Mizuho Capital Markets (MCM) agreed to pay more than $6.8 million to settle charges from the Commodity Futures Trading Commission (CFTC) it failed to adequately disclose its pre-trade activity on certain foreign exchange forward transactions that disadvantaged its customers.
The CFTC said Tuesday in a press release the conduct of MCM, a New York-based swap dealer, constituted trade practice violations of the swap dealer business conduct standards in the Commodity Exchange Act and agency regulations.
Without admitting or denying the CFTC’s allegations, MCM agreed to pay a $5 million fine, more than $1.8 million in restitution to affected customers, and to cease and desist from future violations.
The details: From 2018-20, MCM did not inform customers it was engaging in pre-trading activity on exchange forward transactions “in the minutes or seconds before MCM provided the spot exchange rate to, and executed the forward transaction with, the client,” the CFTC said in its order.
“This trading by Mizuho, at times, likely contributed to moving the spot exchange rate, in the relevant currency pair, against the customer,” the agency said in its press release. The activity might have resulted in the customer receiving a less favorable rate while also allowing Mizuho to hedge its exposure and receive a rate more favorable than otherwise might have been available, the CFTC said.
As a result, customers could not adequately assess how the activity disadvantaged them, the CFTC said. MCM failed to communicate with its customers in a fair and balanced manner and failed to diligently supervise its business as a swap dealer, the agency said.
Compliance considerations: The CFTC said despite MCM having policies that all pre-trading be “undertaken fairly and with transparency in a manner that is not meant to disadvantage the client or disrupt the market,” it did not review trades for meeting this requirement.

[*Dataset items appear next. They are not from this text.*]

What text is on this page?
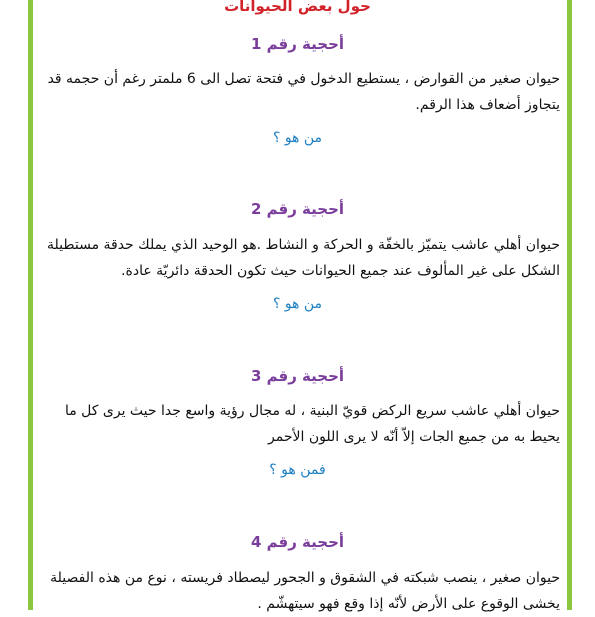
حول بعض الحيوانات
أحجية رقم 1
حيوان صغير من القوارض ، يستطيع الدخول في فتحة تصل الى 6 ملمتر رغم أن حجمه قد يتجاوز أضعاف هذا الرقم.
من هو ؟
أحجية رقم 2
حيوان أهلي عاشب يتميّز بالخفّة و الحركة و النشاط .هو الوحيد الذي يملك حدقة مستطيلة الشكل على غير المألوف عند جميع الحيوانات حيث تكون الحدقة دائريّة عادة.
من هو ؟
أحجية رقم 3
حيوان أهلي عاشب سريع الركض قويّ البنية ، له مجال رؤية واسع جدا حيث يرى كل ما يحيط به من جميع الجات إلاّ أنّه لا يرى اللون الأحمر
فمن هو ؟
أحجية رقم 4
حيوان صغير ، ينصب شبكته في الشقوق و الجحور ليصطاد فريسته ، نوع من هذه الفصيلة يخشى الوقوع على الأرض لأنّه إذا وقع فهو سيتهشّم .
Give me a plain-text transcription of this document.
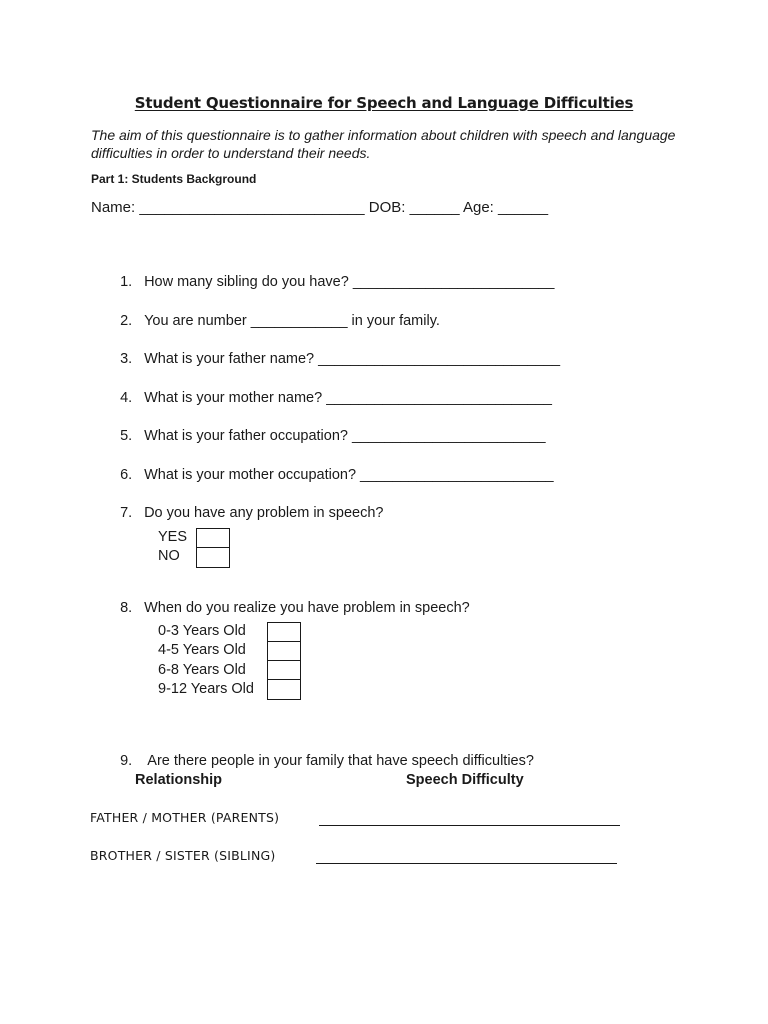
Student Questionnaire for Speech and Language Difficulties
The aim of this questionnaire is to gather information about children with speech and language difficulties in order to understand their needs.
Part 1: Students Background
Name: ___________________________ DOB: ______ Age: ______

1. How many sibling do you have? _________________________

2. You are number ____________ in your family.

3. What is your father name? ______________________________

4. What is your mother name? ____________________________

5. What is your father occupation? ________________________

6. What is your mother occupation? ________________________

7. Do you have any problem in speech?

YES
NO

8. When do you realize you have problem in speech?

0-3 Years Old
4-5 Years Old
6-8 Years Old
9-12 Years Old

9. Are there people in your family that have speech difficulties?

Relationship	Speech Difficulty
FATHER / MOTHER (PARENTS)
BROTHER / SISTER (SIBLING)
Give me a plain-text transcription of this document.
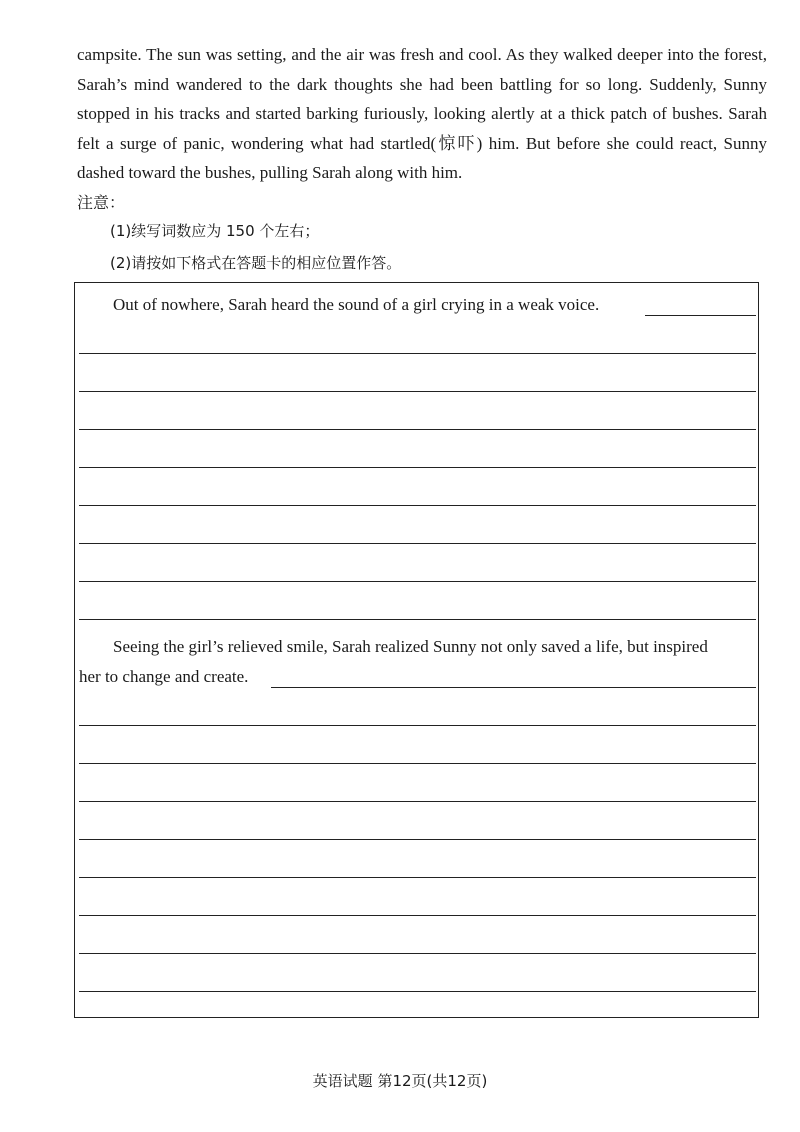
campsite. The sun was setting, and the air was fresh and cool. As they walked deeper into the forest, Sarah’s mind wandered to the dark thoughts she had been battling for so long. Suddenly, Sunny stopped in his tracks and started barking furiously, looking alertly at a thick patch of bushes. Sarah felt a surge of panic, wondering what had startled(惊吓) him. But before she could react, Sunny dashed toward the bushes, pulling Sarah along with him.

注意：
(1)续写词数应为 150 个左右；
(2)请按如下格式在答题卡的相应位置作答。
Out of nowhere, Sarah heard the sound of a girl crying in a weak voice.
Seeing the girl’s relieved smile, Sarah realized Sunny not only saved a life, but inspired
her to change and create.
英语试题 第12页(共12页)
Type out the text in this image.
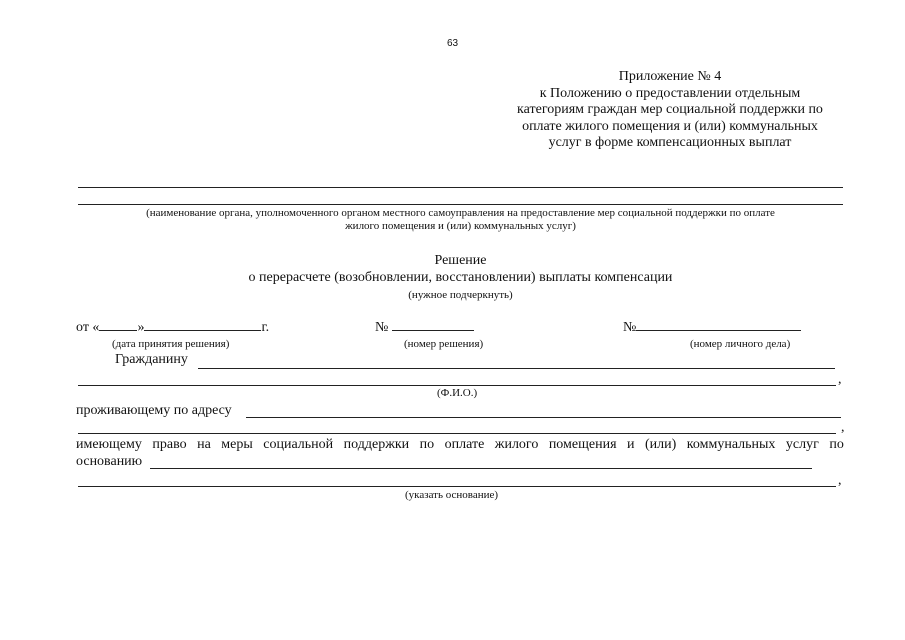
63
Приложение № 4
к Положению о предоставлении отдельным
категориям граждан мер социальной поддержки по
оплате жилого помещения и (или) коммунальных
услуг в форме компенсационных выплат
(наименование органа, уполномоченного органом местного самоуправления на предоставление мер социальной поддержки по оплате
жилого помещения и (или) коммунальных услуг)
Решение
о перерасчете (возобновлении, восстановлении) выплаты компенсации
(нужное подчеркнуть)
от «	»	г.	№	№
(дата принятия решения)	(номер решения)	(номер личного дела)
Гражданину
,
(Ф.И.О.)
проживающему по адресу
,
имеющему право на меры социальной поддержки по оплате жилого помещения и (или) коммунальных услуг по
основанию
,
(указать основание)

An internal audit conducted after the pre-trading in question concluded, “[B]ecause there was no system in place at the time to identify pre-hedging trades for evaluation, ‘Pre-hedging may not be performed fairly or transparently, resulting in adverse outcomes for clients or unmitigated conflicts of interest,’” the order said.
Starting in February 2022, MCM implemented new policies and procedures requiring traders to flag pre-hedging trades, allowing the trade supervisor to identify and review trades for potential disadvantages to the customer and escalate concerns to the firm’s compliance personnel if warranted.
In October, MCM updated the pre-hedging disclosure on its website to specify pre-hedging “‘may be executed … before—including but not limited to, within the seconds and minutes before—during, or after the pricing or consummation of any directly or indirectly related transactions between Mizuho and you,’” the CFTC said.
The agency earlier this month fined Goldman Sachs $15 million for violations of swap dealer business conduct standards that involved Goldman’s alleged manipulation of the execution of same-day swaps to the detriment of unsophisticated clients and for failing to accurately disclose the actual cost of those swaps.
A spokesperson for Mizuho Group declined to comment.